Bean Healthy Plants But No Pods - Solution Guide

When healthy bean plants produce few to no pods, it can be very frustrating. Below are some of the most common causes for this issue, along with solutions for avoiding bean plants that produce few to no pods.

Lack of proper pollination

Some members of the bean family are self-pollinated, but some beans do require pollinators (honeybees or bumblebees). Depending on what else is flowering nearby, bees may pass right by the bean plants since bean flowers are lower in nectar compared to many other blooming plants.

  • Companion planting is generally helpful in the garden but be careful, too many blooming options nearby may lead to a lack of proper pollination.
  • If the lack of pollinators seems evident, try using Blossom Set Spray by Bonide® to encourage pod set. When sprayed on or around the blooms, this natural hormone aids plants in setting fruit when optimal conditions are elusive for whatever reason.

Temperature extremes

Bean blooms are sensitive to temps that are too high or too low. Their flowers can start having trouble setting pods when daytime temps go over 80°F. Likewise, temperatures that get too cool can cause similar issues. Beans prefer to grow in a temperature range of 60°F to about 75°F.

  • Although we cannot control the weather, we can make sure to plant according to the weather and not just the calendar.
  • Start your bean seeds indoors to get a jump on the growing season & the weather.
  • After hardening them off, plant them out as soon as temperatures of 60° to 65°F arrive.

Inconsistent water

Beans are sensitive to inconsistent soil moisture as well. If the soil becomes overly saturated by rain events or over-watering, flowers can drop. Likewise, drought conditions will stress bean plants and cause flower drop along with reversion issues. Some varieties are more susceptible to reversion than others. Ask us for help.

  • Applications of consistent water at ground level helps to keep bean plants happy.
  • The rule of thumb in the vegetable garden is 1 inch of water per week through the growing season.
  • Mulch, mulch, mulch.
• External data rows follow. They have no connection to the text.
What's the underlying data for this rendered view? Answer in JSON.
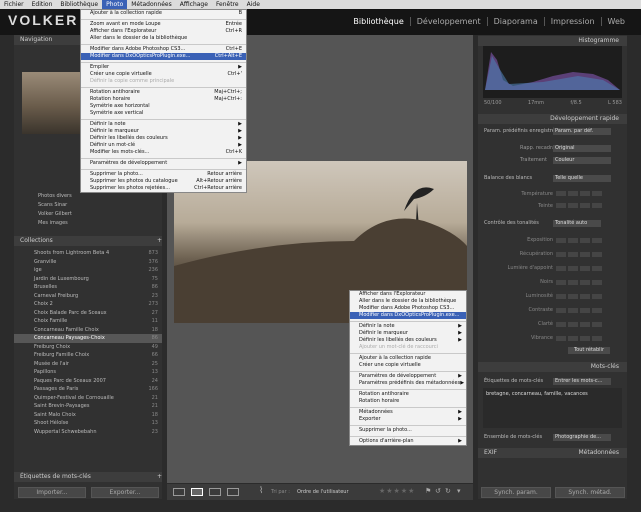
{
  "menubar": {
    "items": [
      "Fichier",
      "Edition",
      "Bibliothèque",
      "Photo",
      "Métadonnées",
      "Affichage",
      "Fenêtre",
      "Aide"
    ],
    "active_index": 3
  },
  "brand": "VOLKER G",
  "modules": [
    "Bibliothèque",
    "Développement",
    "Diaporama",
    "Impression",
    "Web"
  ],
  "left": {
    "navigator": "Navigation",
    "folders": [
      {
        "label": "Photos divers"
      },
      {
        "label": "Scans Sinar"
      },
      {
        "label": "Volker Gilbert"
      },
      {
        "label": "Mes images"
      }
    ],
    "collections_title": "Collections",
    "collections": [
      {
        "label": "Shoots from Lightroom Beta 4",
        "count": "873"
      },
      {
        "label": "Granville",
        "count": "376"
      },
      {
        "label": "ige",
        "count": "236"
      },
      {
        "label": "Jardin de Luxembourg",
        "count": "75"
      },
      {
        "label": "Bruxelles",
        "count": "86"
      },
      {
        "label": "Carneval Freiburg",
        "count": "23"
      },
      {
        "label": "Choix 2",
        "count": "273"
      },
      {
        "label": "Choix Balade Parc de Sceaux",
        "count": "27"
      },
      {
        "label": "Choix Famille",
        "count": "11"
      },
      {
        "label": "Concarneau Famille Choix",
        "count": "18"
      },
      {
        "label": "Concarneau Paysages-Choix",
        "count": "86"
      },
      {
        "label": "Freiburg Choix",
        "count": "49"
      },
      {
        "label": "Freiburg Famille Choix",
        "count": "66"
      },
      {
        "label": "Musée de l'air",
        "count": "25"
      },
      {
        "label": "Papillons",
        "count": "13"
      },
      {
        "label": "Paques Parc de Sceaux 2007",
        "count": "24"
      },
      {
        "label": "Passages de Paris",
        "count": "166"
      },
      {
        "label": "Quimper-Festival de Cornouaille",
        "count": "21"
      },
      {
        "label": "Saint Brevin-Paysages",
        "count": "21"
      },
      {
        "label": "Saint Malo Choix",
        "count": "18"
      },
      {
        "label": "Shoot Héloïse",
        "count": "13"
      },
      {
        "label": "Wuppertal Schwebebahn",
        "count": "23"
      }
    ],
    "selected_index": 10,
    "keywords_title": "Étiquettes de mots-clés",
    "import_label": "Importer...",
    "export_label": "Exporter..."
  },
  "photo_menu": [
    {
      "label": "Ajouter à la collection rapide",
      "shortcut": "B"
    },
    {
      "sep": true
    },
    {
      "label": "Zoom avant en mode Loupe",
      "shortcut": "Entrée"
    },
    {
      "label": "Afficher dans l'Explorateur",
      "shortcut": "Ctrl+R"
    },
    {
      "label": "Aller dans le dossier de la bibliothèque",
      "shortcut": ""
    },
    {
      "sep": true
    },
    {
      "label": "Modifier dans Adobe Photoshop CS3...",
      "shortcut": "Ctrl+E"
    },
    {
      "label": "Modifier dans DxOOpticsProPlugin.exe...",
      "shortcut": "Ctrl+Alt+E",
      "hl": true
    },
    {
      "sep": true
    },
    {
      "label": "Empiler",
      "shortcut": "",
      "sub": true
    },
    {
      "label": "Créer une copie virtuelle",
      "shortcut": "Ctrl+'"
    },
    {
      "label": "Définir la copie comme principale",
      "shortcut": "",
      "dis": true
    },
    {
      "sep": true
    },
    {
      "label": "Rotation antihoraire",
      "shortcut": "Maj+Ctrl+;"
    },
    {
      "label": "Rotation horaire",
      "shortcut": "Maj+Ctrl+:"
    },
    {
      "label": "Symétrie axe horizontal",
      "shortcut": ""
    },
    {
      "label": "Symétrie axe vertical",
      "shortcut": ""
    },
    {
      "sep": true
    },
    {
      "label": "Définir la note",
      "shortcut": "",
      "sub": true
    },
    {
      "label": "Définir le marqueur",
      "shortcut": "",
      "sub": true
    },
    {
      "label": "Définir les libellés des couleurs",
      "shortcut": "",
      "sub": true
    },
    {
      "label": "Définir un mot-clé",
      "shortcut": "",
      "sub": true
    },
    {
      "label": "Modifier les mots-clés...",
      "shortcut": "Ctrl+K"
    },
    {
      "sep": true
    },
    {
      "label": "Paramètres de développement",
      "shortcut": "",
      "sub": true
    },
    {
      "sep": true
    },
    {
      "label": "Supprimer la photo...",
      "shortcut": "Retour arrière"
    },
    {
      "label": "Supprimer les photos du catalogue",
      "shortcut": "Alt+Retour arrière"
    },
    {
      "label": "Supprimer les photos rejetées...",
      "shortcut": "Ctrl+Retour arrière"
    }
  ],
  "context_menu": [
    {
      "label": "Afficher dans l'Explorateur"
    },
    {
      "label": "Aller dans le dossier de la bibliothèque"
    },
    {
      "label": "Modifier dans Adobe Photoshop CS3..."
    },
    {
      "label": "Modifier dans DxOOpticsProPlugin.exe...",
      "hl": true
    },
    {
      "sep": true
    },
    {
      "label": "Définir la note",
      "sub": true
    },
    {
      "label": "Définir le marqueur",
      "sub": true
    },
    {
      "label": "Définir les libellés des couleurs",
      "sub": true
    },
    {
      "label": "Ajouter un mot-clé de raccourci",
      "dis": true
    },
    {
      "sep": true
    },
    {
      "label": "Ajouter à la collection rapide"
    },
    {
      "label": "Créer une copie virtuelle"
    },
    {
      "sep": true
    },
    {
      "label": "Paramètres de développement",
      "sub": true
    },
    {
      "label": "Paramètres prédéfinis des métadonnées",
      "sub": true
    },
    {
      "sep": true
    },
    {
      "label": "Rotation antihoraire"
    },
    {
      "label": "Rotation horaire"
    },
    {
      "sep": true
    },
    {
      "label": "Métadonnées",
      "sub": true
    },
    {
      "label": "Exporter",
      "sub": true
    },
    {
      "sep": true
    },
    {
      "label": "Supprimer la photo..."
    },
    {
      "sep": true
    },
    {
      "label": "Options d'arrière-plan",
      "sub": true
    }
  ],
  "toolbar": {
    "sort_label": "Tri par :",
    "sort_value": "Ordre de l'utilisateur"
  },
  "right": {
    "histogram_title": "Histogramme",
    "histo_info": [
      "50/100",
      "17mm",
      "f/8.5",
      "L 583"
    ],
    "quick_dev_title": "Développement rapide",
    "preset_label": "Param. prédéfinis enregistrés",
    "preset_value": "Param. par déf.",
    "crop_label": "Rapp. recadrage",
    "crop_value": "Original",
    "treat_label": "Traitement",
    "treat_value": "Couleur",
    "wb_label": "Balance des blancs",
    "wb_value": "Telle quelle",
    "temp_label": "Température",
    "tint_label": "Teinte",
    "tone_label": "Contrôle des tonalités",
    "tone_value": "Tonalité auto",
    "sliders": [
      "Exposition",
      "Récupération",
      "Lumière d'appoint",
      "Noirs",
      "Luminosité",
      "Contraste",
      "Clarté",
      "Vibrance"
    ],
    "reset_label": "Tout rétablir",
    "keywords_title": "Mots-clés",
    "kw_label": "Étiquettes de mots-clés",
    "kw_value": "Entrer les mots-c...",
    "kw_text": "bretagne, concarneau, famille, vacances",
    "kwset_label": "Ensemble de mots-clés",
    "kwset_value": "Photographie de...",
    "meta_title": "Métadonnées",
    "meta_value": "EXIF",
    "sync_params": "Synch. param.",
    "sync_meta": "Synch. métad."
  }
}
Adding 2-3 inches of clean mulch or compost around plants in the garden will help retain critical soil moisture and can help suppress weeds at the same time.

Nutritional Imbalances

Many vegetable plants can grow well in nutritionally rich soil, however, since legumes create a symbiotic relationship with soil microbes to absorb the nitrogen they need, when too much additional nitrogen is added, bean and pea plants can fail to produce flowers and pods, in favor of just growing leaves.

  • Monitor soil nutrition as closely as possible. Don't guess, have a soil test done every 3-5 years.
  • Avoid amendments with naturally high nitrogen and limit fertilizer applications. Animal manure often contains high amounts of nitrogen with poultry, pig, and cow manure having the most in that order.
  • Applying fresh inoculants for legumes at planting helps to improve their ability to extract enough natural nitrogen from the soil as needed with the help of microbes.

Beans have been a staple food item since early Mesoamericans domesticated them thousands of years ago. Learning how to get the most yield out of our bean plants has been an ongoing adventure ever since. Hopefully, following some of these suggestions will help you to put more beans into your basket.